Wright played in 41 games over four seasons with the Oilers from 1992-93 to 1995-96 before being traded, at age 23, to the Pittsburgh Penguins for a 1996 seventh-round draft pick. He went on to appear in 613 career NHL regular season games.
That’s nothing, however, compared to Rucinsky who suited up for a grand total of two regular season games with the Oilers, in 1991-92, before Sather traded him to the Quebec Nordiques for goaltender Ron Tugnutt and forward prospect Brad Zavisha. The deal went down on March 10, 1992, one day before Rucinsky’s 21st birthday.

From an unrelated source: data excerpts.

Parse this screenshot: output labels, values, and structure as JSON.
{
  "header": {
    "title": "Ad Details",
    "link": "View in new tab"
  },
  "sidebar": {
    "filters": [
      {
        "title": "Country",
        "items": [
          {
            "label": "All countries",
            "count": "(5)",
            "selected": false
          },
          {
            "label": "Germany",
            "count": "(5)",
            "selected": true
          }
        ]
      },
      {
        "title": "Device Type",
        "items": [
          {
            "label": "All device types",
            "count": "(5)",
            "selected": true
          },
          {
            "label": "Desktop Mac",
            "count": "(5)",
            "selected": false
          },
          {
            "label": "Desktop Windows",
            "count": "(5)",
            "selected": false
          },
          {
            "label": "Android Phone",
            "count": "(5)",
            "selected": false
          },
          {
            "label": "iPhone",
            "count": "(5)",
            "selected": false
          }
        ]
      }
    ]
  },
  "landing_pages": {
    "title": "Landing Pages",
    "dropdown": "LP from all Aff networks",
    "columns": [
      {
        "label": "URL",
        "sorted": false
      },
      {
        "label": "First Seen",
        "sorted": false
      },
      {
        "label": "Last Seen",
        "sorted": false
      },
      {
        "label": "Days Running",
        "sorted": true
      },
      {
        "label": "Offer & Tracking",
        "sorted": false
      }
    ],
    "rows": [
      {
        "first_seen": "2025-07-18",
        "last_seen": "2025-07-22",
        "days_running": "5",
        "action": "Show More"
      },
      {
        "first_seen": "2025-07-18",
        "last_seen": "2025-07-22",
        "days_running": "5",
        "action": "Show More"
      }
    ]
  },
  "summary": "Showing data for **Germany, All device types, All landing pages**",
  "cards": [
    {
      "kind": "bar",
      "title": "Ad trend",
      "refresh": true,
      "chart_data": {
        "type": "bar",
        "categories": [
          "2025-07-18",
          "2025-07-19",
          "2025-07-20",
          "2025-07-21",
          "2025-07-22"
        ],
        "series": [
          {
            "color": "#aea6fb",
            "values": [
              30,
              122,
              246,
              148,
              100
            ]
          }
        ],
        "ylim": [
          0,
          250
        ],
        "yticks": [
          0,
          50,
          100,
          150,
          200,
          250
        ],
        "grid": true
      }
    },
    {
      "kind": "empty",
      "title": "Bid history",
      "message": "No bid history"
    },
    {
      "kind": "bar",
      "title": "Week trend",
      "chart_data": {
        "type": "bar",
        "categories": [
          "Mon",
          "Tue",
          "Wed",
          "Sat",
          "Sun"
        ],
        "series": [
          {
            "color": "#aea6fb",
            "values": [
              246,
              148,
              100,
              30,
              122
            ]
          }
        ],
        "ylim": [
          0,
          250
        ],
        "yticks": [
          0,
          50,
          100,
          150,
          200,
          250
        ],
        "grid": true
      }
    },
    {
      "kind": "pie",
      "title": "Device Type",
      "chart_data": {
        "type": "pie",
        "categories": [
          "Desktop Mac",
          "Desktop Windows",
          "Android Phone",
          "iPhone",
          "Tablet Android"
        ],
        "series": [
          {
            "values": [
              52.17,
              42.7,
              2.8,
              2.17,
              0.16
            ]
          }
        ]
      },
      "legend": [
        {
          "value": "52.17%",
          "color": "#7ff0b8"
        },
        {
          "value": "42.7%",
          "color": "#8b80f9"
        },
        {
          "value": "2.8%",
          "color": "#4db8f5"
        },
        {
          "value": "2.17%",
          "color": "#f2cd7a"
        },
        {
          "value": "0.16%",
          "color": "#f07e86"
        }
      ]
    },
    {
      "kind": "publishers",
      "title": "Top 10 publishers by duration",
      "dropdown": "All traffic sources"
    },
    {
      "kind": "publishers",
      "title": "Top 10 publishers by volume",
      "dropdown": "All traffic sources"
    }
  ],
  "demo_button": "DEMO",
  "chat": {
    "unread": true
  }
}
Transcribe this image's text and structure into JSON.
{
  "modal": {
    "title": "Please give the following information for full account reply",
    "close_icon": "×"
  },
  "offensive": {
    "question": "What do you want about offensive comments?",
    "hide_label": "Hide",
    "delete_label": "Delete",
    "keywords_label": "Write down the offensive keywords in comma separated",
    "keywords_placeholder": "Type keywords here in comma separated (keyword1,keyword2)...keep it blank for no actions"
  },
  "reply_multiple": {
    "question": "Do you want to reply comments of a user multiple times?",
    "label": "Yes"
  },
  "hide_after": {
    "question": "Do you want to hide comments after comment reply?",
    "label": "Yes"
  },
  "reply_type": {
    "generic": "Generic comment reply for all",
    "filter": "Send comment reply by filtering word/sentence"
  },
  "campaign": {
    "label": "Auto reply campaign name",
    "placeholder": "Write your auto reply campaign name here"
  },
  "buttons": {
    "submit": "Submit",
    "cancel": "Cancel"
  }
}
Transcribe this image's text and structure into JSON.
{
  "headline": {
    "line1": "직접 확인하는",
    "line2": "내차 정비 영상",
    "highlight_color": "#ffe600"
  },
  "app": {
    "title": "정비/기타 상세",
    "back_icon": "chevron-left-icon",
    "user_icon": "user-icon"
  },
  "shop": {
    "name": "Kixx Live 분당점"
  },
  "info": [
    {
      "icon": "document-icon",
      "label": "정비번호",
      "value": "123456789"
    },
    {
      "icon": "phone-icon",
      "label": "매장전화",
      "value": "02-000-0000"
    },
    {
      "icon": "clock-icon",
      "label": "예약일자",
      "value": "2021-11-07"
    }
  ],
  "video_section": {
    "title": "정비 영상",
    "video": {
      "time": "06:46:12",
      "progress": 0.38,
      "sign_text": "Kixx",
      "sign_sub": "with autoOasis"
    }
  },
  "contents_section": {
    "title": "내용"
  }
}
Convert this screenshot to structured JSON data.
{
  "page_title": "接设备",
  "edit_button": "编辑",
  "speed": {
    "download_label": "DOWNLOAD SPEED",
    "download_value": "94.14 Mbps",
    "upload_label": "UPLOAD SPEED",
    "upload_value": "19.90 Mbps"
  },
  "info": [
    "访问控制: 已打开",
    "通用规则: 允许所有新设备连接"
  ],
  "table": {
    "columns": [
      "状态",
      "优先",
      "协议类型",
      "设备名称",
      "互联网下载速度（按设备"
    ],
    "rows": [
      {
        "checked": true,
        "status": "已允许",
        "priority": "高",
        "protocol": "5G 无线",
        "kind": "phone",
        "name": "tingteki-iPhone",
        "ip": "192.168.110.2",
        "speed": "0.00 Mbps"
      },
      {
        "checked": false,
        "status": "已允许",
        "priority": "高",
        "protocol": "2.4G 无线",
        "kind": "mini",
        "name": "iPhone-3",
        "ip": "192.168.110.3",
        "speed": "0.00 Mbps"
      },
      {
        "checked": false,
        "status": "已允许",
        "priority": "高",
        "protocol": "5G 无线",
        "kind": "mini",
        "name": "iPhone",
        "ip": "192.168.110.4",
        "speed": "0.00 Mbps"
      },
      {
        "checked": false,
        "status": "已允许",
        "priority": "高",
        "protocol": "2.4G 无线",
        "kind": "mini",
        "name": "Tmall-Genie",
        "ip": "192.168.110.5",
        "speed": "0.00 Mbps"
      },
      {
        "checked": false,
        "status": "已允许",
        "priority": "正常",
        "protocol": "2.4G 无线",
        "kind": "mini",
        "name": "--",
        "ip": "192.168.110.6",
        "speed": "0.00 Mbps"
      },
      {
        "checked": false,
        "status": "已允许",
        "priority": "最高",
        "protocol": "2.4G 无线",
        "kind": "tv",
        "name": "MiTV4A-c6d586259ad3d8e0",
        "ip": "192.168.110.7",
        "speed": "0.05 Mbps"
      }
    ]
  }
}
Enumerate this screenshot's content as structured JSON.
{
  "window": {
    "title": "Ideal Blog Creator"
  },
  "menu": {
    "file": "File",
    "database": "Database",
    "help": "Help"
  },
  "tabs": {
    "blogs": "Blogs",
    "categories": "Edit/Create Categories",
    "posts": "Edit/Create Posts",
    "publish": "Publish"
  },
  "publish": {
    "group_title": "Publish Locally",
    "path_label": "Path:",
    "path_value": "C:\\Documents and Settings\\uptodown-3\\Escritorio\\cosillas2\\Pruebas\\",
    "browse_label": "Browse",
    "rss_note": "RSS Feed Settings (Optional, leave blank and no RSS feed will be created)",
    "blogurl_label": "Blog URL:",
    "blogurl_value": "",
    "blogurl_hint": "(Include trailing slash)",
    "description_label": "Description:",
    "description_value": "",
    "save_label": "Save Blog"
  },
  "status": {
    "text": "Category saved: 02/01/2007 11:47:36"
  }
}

Rucinsky would go on to play 961 regular season NHL games, racking up 241 goals and 371 assists for 612 points. He was an NHL All-Star Game participant in 2000, while playing for the Montreal Canadiens. Tugnutt served as Bill Ranford’s backup until he was selected by the Anaheim Mighty Ducks in the 1993 NHL Expansion Draft, while Zavisha’s NHL career comprised all of two games, both with the Oilers in 1993-94.
Miroslav Satan
Miroslav Satan, a 6-foot-1 Slovak winger who Edmonton drafted at No. 111 in 1993, made his NHL debut in 1995-96, notching 18 goals in 62 games. As an NHL sophomore, he continued to show scoring ability, potting 17 goals through 64 games with the Oilers in 1996-97.
But Sather apparently wasn’t a big believer in Satan, at least not enough to fork out significant money for the pending RFA forward. The Oilers GM was worried that Satan would find Edmonton’s contract offer unsatisfactory and go to play in Europe, for which the Oilers would receive no compensation.
So at the 1997 Trade Deadline, Sather dealt Satan, then 22, to the Buffalo Sabres in exchange for defenceman Craig Millar and forward Barrie Moore. Combined, Millar and Moore would play just 40 regular season NHL games with the Oilers.
Satan, meanwhile, went on to have an incredible career, reaching the 20-goal mark 10 times, including a career-high 40 goals in 1998-99. He played in two NHL All-Star Games (2000 and 2003), won the Stanley Cup in 2009 as a member of the Pittsburgh Penguins, and finished his NHL career with regular season totals of 363 goals and 735 points in 1,050 games.
With Edmonton’s decisions about whether to match looming, Oilers fans hope Broberg and/or Holloway don’t one day end up on this list.